2. The balance on the retained earnings of Air at acqusition was $2m. the directors of Cohort have decided that, during the 3yrs to date that they intend to list the shares of the company, they will realise retained earnings through dividend payments from subsidiary amounting to $500,000per year. Tax is payable on any remittence or dividends and no dividends have been declared for the current year.tax at 30% for cohort and 35% for public company.
Is there a temporary difference of $500,000*30% =150,000 for each year shown? how will it be shown on the accounts? is it
DR 500 dividends
CR 150 tax
CR 350 Retained earningsthanks for your time
In the solutions
April 28, 2014 at 7:27 pm #166673“In the solutions”?

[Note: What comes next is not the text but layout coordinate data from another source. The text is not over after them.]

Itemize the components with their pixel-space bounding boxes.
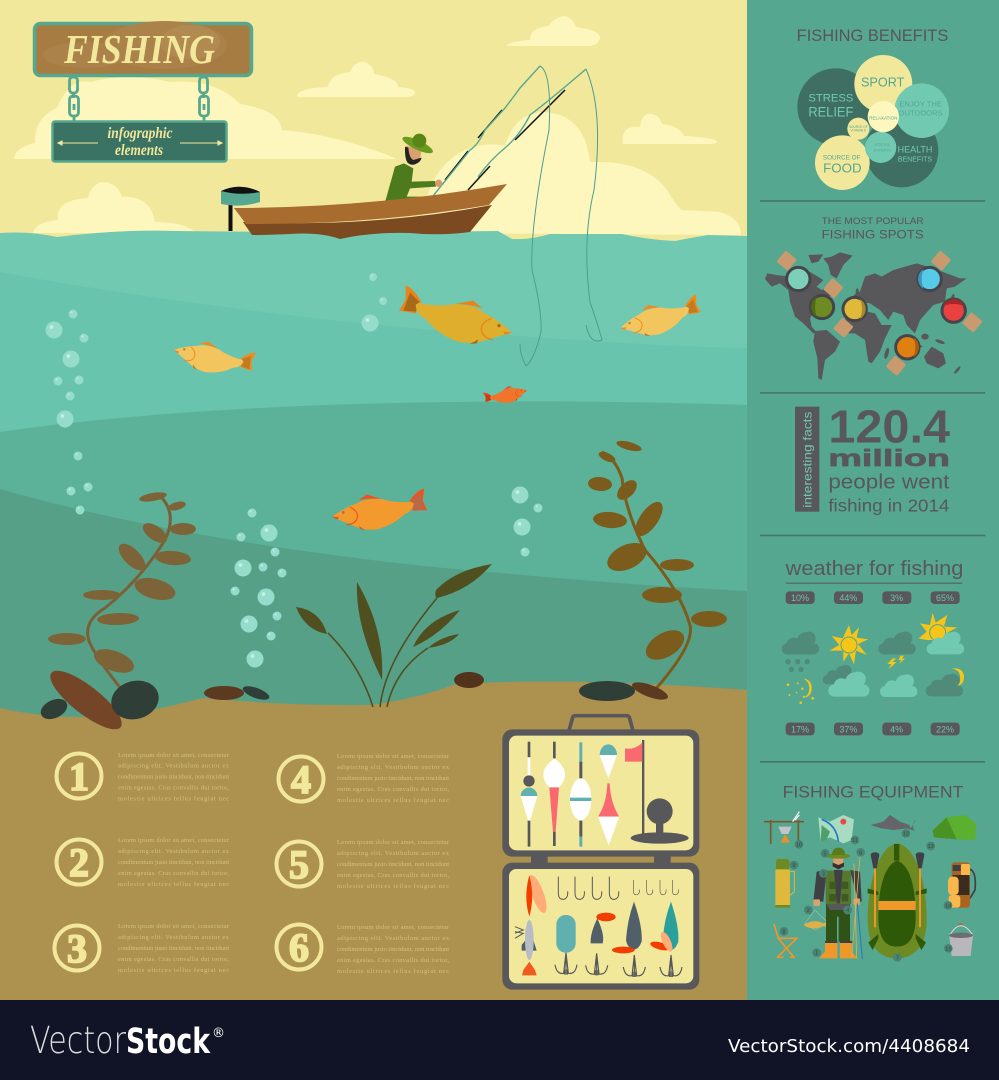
number badges: 3 <box>822 871 825 877</box>
step 6: adipiscing elit. Vestibulum auctor ex <box>337 935 450 942</box>
bubbles <box>46 273 542 668</box>
logo: ® <box>212 1026 225 1041</box>
step 3: adipiscing elit. Vestibulum auctor ex <box>118 934 230 941</box>
floats <box>521 740 689 847</box>
water layers <box>0 231 747 760</box>
step 4 <box>278 753 450 804</box>
world map <box>765 252 967 380</box>
right panel background <box>747 0 999 1000</box>
step 5: Lorem ipsum dolor sit amet, consectetur <box>337 839 450 846</box>
people: people went <box>828 470 950 493</box>
number badges: 6 <box>859 850 862 856</box>
percentage pills top <box>786 591 960 604</box>
icon: fisherman with gear <box>813 848 862 959</box>
million: million <box>828 445 950 471</box>
heading: spots: FISHING SPOTS <box>822 227 924 241</box>
icon: inflatable boat <box>868 843 927 958</box>
fisherman <box>385 134 442 202</box>
hooks <box>558 877 678 899</box>
step 6: molestie ultrices tellus feugiat nec <box>337 968 449 975</box>
bubble diagram: HEALTH <box>898 145 932 155</box>
step 3: 3 <box>67 926 87 971</box>
bubble diagram: SOCIAL <box>874 142 891 147</box>
icon: tent <box>915 815 988 847</box>
number badges: 4 <box>846 908 849 914</box>
fish: orange <box>331 478 430 538</box>
heading: FISHING BENEFITS <box>797 27 948 45</box>
step 6: 6 <box>289 925 309 970</box>
step 1 <box>56 752 230 802</box>
icon: folding chair <box>774 924 797 957</box>
clouds <box>14 16 741 235</box>
step 5: 5 <box>289 842 309 887</box>
heading: spots <box>822 216 924 241</box>
numbered list <box>54 752 450 975</box>
number badges: 7 <box>896 955 899 961</box>
step 6: condimentum justo tincidunt, non tincidunt <box>337 946 449 953</box>
step 2: adipiscing elit. Vestibulum auctor ex <box>118 848 230 855</box>
percentage pills top: 65% <box>936 593 954 603</box>
fish: small red <box>481 374 529 413</box>
number badges: 9 <box>792 863 796 869</box>
boat hull <box>234 184 507 239</box>
step 5: adipiscing elit. Vestibulum auctor ex <box>337 850 450 857</box>
heading: FISHING EQUIPMENT <box>783 783 963 802</box>
lures <box>515 873 682 977</box>
heading: spots: THE MOST POPULAR <box>822 216 924 226</box>
step 1: Lorem ipsum dolor sit amet, consectetur <box>118 752 230 759</box>
step 3 <box>54 923 230 974</box>
step 6 <box>276 924 450 975</box>
heading: weather: weather for fishing <box>785 557 963 580</box>
magnifier markers <box>776 250 983 376</box>
bubble diagram: SOURCE OF <box>823 154 861 161</box>
sign chains <box>70 77 208 121</box>
logo: Vector <box>30 1019 127 1062</box>
plant: left leafy <box>48 491 196 690</box>
icon: map <box>818 815 854 843</box>
percentage pills top: 3% <box>890 593 903 603</box>
stock url: VectorStock.com/4408684 <box>728 1036 970 1057</box>
number badges: 12 <box>903 831 909 837</box>
sign: infographic elements: infographic <box>108 125 172 142</box>
number badges: 5 <box>823 851 827 857</box>
sky background <box>0 0 747 260</box>
bubble diagram: VITAMIN D <box>850 129 867 133</box>
step 4: condimentum justo tincidunt, non tincidunt <box>337 775 449 782</box>
step 1: adipiscing elit. Vestibulum auctor ex <box>118 762 230 770</box>
heading: FISHING <box>63 26 215 72</box>
sign: infographic elements <box>52 122 226 162</box>
step 5: enim egestas. Cras convallis dui tortor, <box>337 872 449 879</box>
number badges: 15 <box>945 946 951 952</box>
icon: fish in net <box>803 910 829 930</box>
weather icons <box>782 613 964 712</box>
icon: swordfish <box>871 815 916 831</box>
step 3: condimentum justo tincidunt, non tincidunt <box>118 945 229 952</box>
bubble diagram: BONDING <box>874 149 891 153</box>
step 4: molestie ultrices tellus feugiat nec <box>337 797 449 804</box>
bubble diagram: OUTDOORS <box>899 109 943 118</box>
plant: right leafy <box>587 439 727 692</box>
icon: backpack <box>948 862 975 908</box>
number badges: 11 <box>852 838 858 844</box>
fish: large yellow <box>399 285 512 344</box>
bubble diagram: SPORT <box>861 76 905 90</box>
sign: infographic elements: elements <box>115 142 163 159</box>
step 1: enim egestas. Cras convallis dui tortor, <box>118 784 229 792</box>
footer band <box>0 1000 999 1080</box>
step 2: molestie ultrices tellus feugiat nec <box>118 881 229 888</box>
step 2: 2 <box>69 840 89 885</box>
boat motor <box>221 187 260 231</box>
step 3: molestie ultrices tellus feugiat nec <box>118 967 229 974</box>
bubble diagram: BENEFITS <box>898 157 932 164</box>
bubble diagram: ENJOY THE <box>899 100 942 109</box>
fish: yellow left <box>170 319 260 392</box>
bubble diagram: STRESS <box>808 93 854 105</box>
step 5: molestie ultrices tellus feugiat nec <box>337 883 449 890</box>
step 5: condimentum justo tincidunt, non tincidunt <box>337 861 449 868</box>
step 6: Lorem ipsum dolor sit amet, consectetur <box>337 924 450 931</box>
number badges: 8 <box>782 929 786 935</box>
panel: popular spots map <box>765 250 983 380</box>
icon: campfire <box>764 812 804 844</box>
step 4: adipiscing elit. Vestibulum auctor ex <box>337 764 450 771</box>
step 2: Lorem ipsum dolor sit amet, consectetur <box>118 837 230 844</box>
logo: Stock <box>126 1022 211 1062</box>
big number: 120.4 <box>828 401 950 453</box>
sign: fishing title <box>34 21 252 76</box>
fishing rods and lines <box>433 66 602 366</box>
bubble diagram: RELIEF <box>808 103 853 119</box>
bubble diagram: RELAXATION <box>869 115 897 120</box>
step 6: enim egestas. Cras convallis dui tortor, <box>337 957 449 964</box>
step 1: condimentum justo tincidunt, non tincidunt <box>118 774 229 780</box>
fish: yellow right <box>620 294 701 336</box>
step 2: enim egestas. Cras convallis dui tortor, <box>118 870 229 877</box>
panel: interesting facts <box>760 401 985 735</box>
number badges: 10 <box>796 842 802 848</box>
icon: thermos <box>775 859 794 908</box>
bubble diagram <box>797 55 949 190</box>
percentage pills top: 44% <box>839 593 857 603</box>
number badges <box>780 829 953 962</box>
percentage pills bottom: 22% <box>936 724 954 734</box>
logo <box>30 1019 225 1062</box>
percentage pills bottom: 4% <box>890 724 903 734</box>
percentage pills top: 10% <box>791 593 809 603</box>
step 4: Lorem ipsum dolor sit amet, consectetur <box>337 753 450 760</box>
rocks <box>38 662 670 738</box>
vertical label: interesting facts <box>801 411 814 508</box>
number badges: 2 <box>807 908 810 914</box>
fishing in 2014: fishing in 2014 <box>828 496 950 516</box>
percentage pills bottom: 37% <box>839 724 857 734</box>
step 3: Lorem ipsum dolor sit amet, consectetur <box>118 923 230 930</box>
number badges: 1 <box>815 951 818 957</box>
tackle box <box>502 716 699 990</box>
plant: seaweed <box>296 564 492 707</box>
step 1: molestie ultrices tellus feugiat nec <box>118 796 229 802</box>
step 4: 4 <box>291 757 311 802</box>
panel: fishing benefits <box>760 27 985 241</box>
bubble diagram: SOURCE OF <box>849 125 868 129</box>
step 5 <box>276 839 450 890</box>
bubble diagram: FOOD <box>823 161 862 176</box>
percentage pills bottom: 17% <box>791 724 809 734</box>
step 3: enim egestas. Cras convallis dui tortor, <box>118 956 229 963</box>
number badges: 13 <box>928 844 934 850</box>
step 1: 1 <box>69 754 89 799</box>
step 2 <box>56 837 230 888</box>
panel: fishing equipment <box>764 783 988 962</box>
percentage pills bottom <box>786 723 960 735</box>
number badges: 14 <box>945 903 951 909</box>
step 4: enim egestas. Cras convallis dui tortor, <box>337 786 449 793</box>
step 2: condimentum justo tincidunt, non tincidunt <box>118 859 229 866</box>
icon: bucket <box>949 923 973 956</box>
seabed sand <box>0 681 747 1000</box>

If goods were transferred at $3m and there are $1.8m still in inventory, that’s 60% of $3.
Profit recognised was $1m
60% of $1m is $600,000
It’s a temporary difference because, next year when the goods are sold, the difference will “unwind”
When the dividend is declared, in the books of Air, the entry will be debit retained earnings and credit liabilities
In the records of Cohort, the entry will be debit receivables and credit investment income
When the dividend is actually paid, in the records of Air, the entry will be debit liabilities and credit cash.
In the records of Cohort, the entry will be debit cash and credit receivables
So long as no dividend has yet been declared, I don’t see any tax implication. Maybe “in the solutions….”?